Tingkat Bunga Pinjaman Capai 3,4%, China Ragu Indonesia Bisa Urus Kereta Cepat?
Selain direpotkan dengan biaya pembangunan yang membengkak hampir senilai Rp18 triliun, kini pemerintah harus menghadapi suku bunga pinjaman dari China yang mencapai 3,4%.
Padahal, pemerintah melalui Kementerian Koordinator Bidang Kemaritiman dan Investasi Luhut Binsar Pandjaitan telah berupaya bernegosiasi dengan Pemerintah China untuk menurunkan tingkat bunga menjadi 2%.
Menanggapi hal tersebut, Direktur Eksekutif Institute For Development of Economics and Finance (INDEF) Tauhid Ahmad kemudian memaparkan dua alasan kenapa tingkat bunga yang diberikan oleh China relatif tinggi.
Baca Juga: Jaminan APBN atas Utang Proyek Kereta Cepat Jakarta-Bandung Harus Ditolak
Pertama, menurutnya, tingkat bunga menceriman tingkat risiko dari proyek Kereta Cepat Jakarta-Bandung (KCJB) itu sendiri. Hal ini mengingat tingkat bisnis yang cukup panjang dari proyek ini yang mencapai 80 tahun. Kedua, ia menduga bahwa China meragukan komitmen dari perusahaan BUMN yang terlibat dalam konsorsium untuk skema pembayaran jangka menengah maupun panjang. Dengan demikian, menurutnya, merupakan hal yang rasional bagi China untuk memberikan tingkat bunga 3,4%.
“Saya kira memang dua alasan itu yang kemudian menjadi dasar dalam mengoperasikan ini (kereta cepat) nantinya.
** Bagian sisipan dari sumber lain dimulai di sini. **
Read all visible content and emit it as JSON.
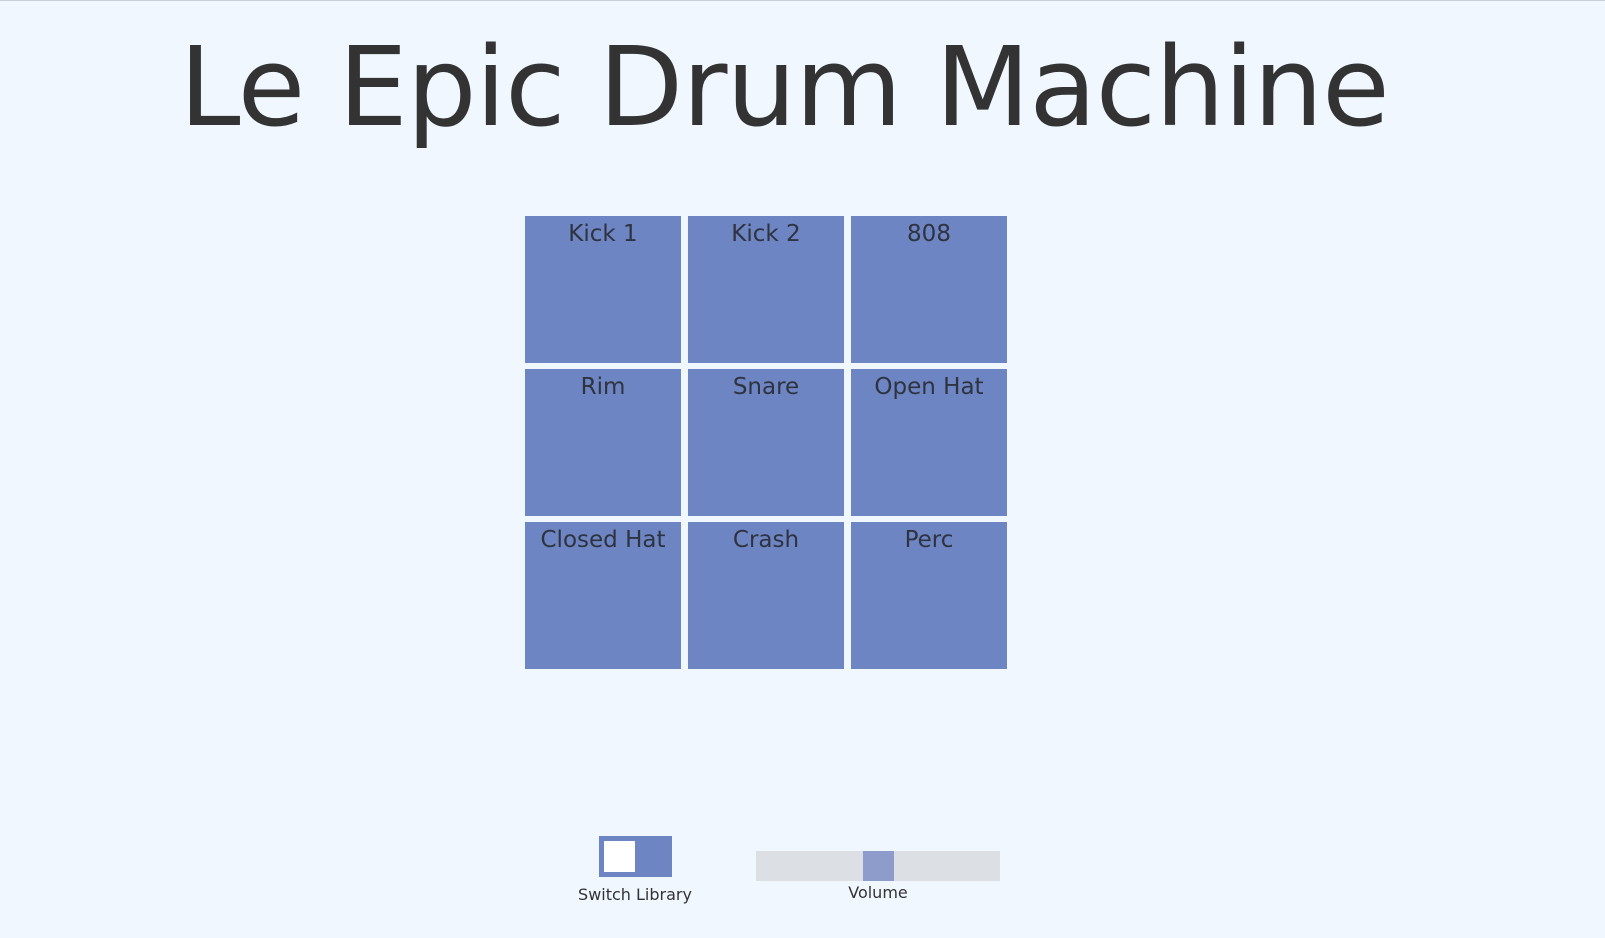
{
  "app": {
    "title": "Le Epic Drum Machine"
  },
  "pads": [
    {
      "label": "Kick 1"
    },
    {
      "label": "Kick 2"
    },
    {
      "label": "808"
    },
    {
      "label": "Rim"
    },
    {
      "label": "Snare"
    },
    {
      "label": "Open Hat"
    },
    {
      "label": "Closed Hat"
    },
    {
      "label": "Crash"
    },
    {
      "label": "Perc"
    }
  ],
  "controls": {
    "library_switch": {
      "label": "Switch Library",
      "on": false
    },
    "volume": {
      "label": "Volume",
      "value": 0.5
    }
  },
  "colors": {
    "background": "#f0f7ff",
    "pad": "#6d85c2",
    "text": "#333333",
    "slider_track": "#dcdfe3",
    "slider_thumb": "#8e9ccc"
  }
}
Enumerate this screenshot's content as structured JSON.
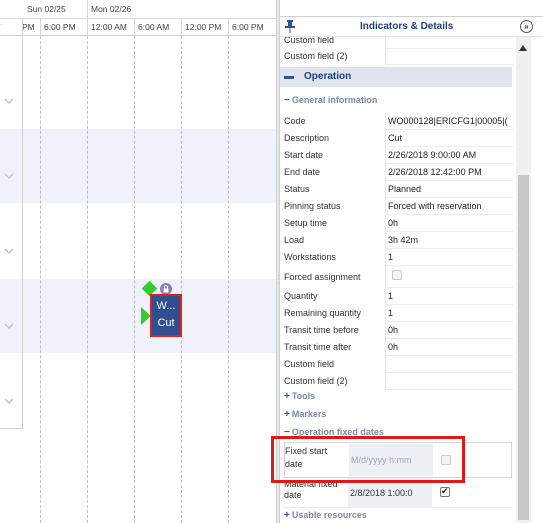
{
  "gantt": {
    "days": [
      "Sun 02/25",
      "Mon 02/26"
    ],
    "hours": [
      "PM",
      "6:00 PM",
      "12:00 AM",
      "6:00 AM",
      "12:00 PM",
      "6:00 PM"
    ],
    "left_cut": "/",
    "task": {
      "line1": "W...",
      "line2": "Cut"
    },
    "lock_glyph": "🔒"
  },
  "panel": {
    "title": "Indicators & Details",
    "collapse_glyph": "»",
    "top_rows": [
      {
        "label": "Custom field",
        "value": ""
      },
      {
        "label": "Custom field (2)",
        "value": ""
      }
    ],
    "section": "Operation",
    "general_info": "General information",
    "rows": [
      {
        "label": "Code",
        "value": "WO000128|ERICFG1|00005|("
      },
      {
        "label": "Description",
        "value": "Cut"
      },
      {
        "label": "Start date",
        "value": "2/26/2018 9:00:00 AM"
      },
      {
        "label": "End date",
        "value": "2/26/2018 12:42:00 PM"
      },
      {
        "label": "Status",
        "value": "Planned"
      },
      {
        "label": "Pinning status",
        "value": "Forced with reservation"
      },
      {
        "label": "Setup time",
        "value": "0h"
      },
      {
        "label": "Load",
        "value": "3h 42m"
      },
      {
        "label": "Workstations",
        "value": "1"
      },
      {
        "label": "Forced assignment",
        "value": ""
      },
      {
        "label": "Quantity",
        "value": "1"
      },
      {
        "label": "Remaining quantity",
        "value": "1"
      },
      {
        "label": "Transit time before",
        "value": "0h"
      },
      {
        "label": "Transit time after",
        "value": "0h"
      },
      {
        "label": "Custom field",
        "value": ""
      },
      {
        "label": "Custom field (2)",
        "value": ""
      }
    ],
    "tools": "Tools",
    "markers": "Markers",
    "fixed_dates": "Operation fixed dates",
    "fixed_start": {
      "label": "Fixed start date",
      "placeholder": "M/d/yyyy h:mm"
    },
    "material": {
      "label": "Material fixed date",
      "value": "2/8/2018 1:00:0"
    },
    "usable_resources": "Usable resources"
  }
}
Termasuk nanti ada cost yang kemungkinan meleset dari katakanlah asumsi-asumsi yang dibangun, misalnya tingkat okupansi penumpang, biaya pemeliharaan yang membengkak, dan lain sebagainya. Itu mungkin risiko yang sudah dipertimbangkan oleh pemerintah China,” ungkap Tauhid Ahmad saat berdiskusi dengan CNN Indonesia.
Tauhid Ahmad juga menambahkan bahwa tingkat bunga proyek kereta cepat ini memang relatif lebih tinggi dibandingkan dengan negara-negara lain, misalnya seperti Sri Lanka di angka 2% dengan periode waktu 20 tahun dan Jepang yang ada di angka 0,55% sampai 1,5% dengan periode waktu 20 tahun.
“Mau tidak mau pemerintah harus melobi tingkat bunga ini,” tuturnya.
Sementara itu, terkait dengan alasan China meminta untuk membebankan utang proyek kereta cepat ke dalam APBN, ia menjelaskan bahwa APBN hanya jalan keluar satu-satunya apabila laporan keuangan tiap tahunnya tidak sesuai dari prediksi.
Ia juga menjabarkan bahwa Indonesia belum bisa dibilang ‘terjebak’ dalam perangkap utang China. Pasalnya, apabila APBN tidak sanggup lagi membayar utang, maka hal tersebutlah yang dikategorikan sebagai jebakan utang. Jebakan utang hanya terjadi apabila secara bisnis proyek ini tidak terlalu menguntungkan dalam jangka pendek dan menengah, maka kemudian dikompensasi dengan biaya bunga yang berasal dari APBN.
“Saya kira memang perlu mengkritisi terhadap proyeknya, termasuk tadi tingkat bunga yang menurut saya bisa dilobi pada level yang lebih rendah.”
Ia lebih lanjut menyatakan bahwa jika ditimbang dari pinjaman melalui obligasi negara yang bisa mencapai 6-7%, tingkat suku bunga pinjaman dari China memang relatif lebih murah.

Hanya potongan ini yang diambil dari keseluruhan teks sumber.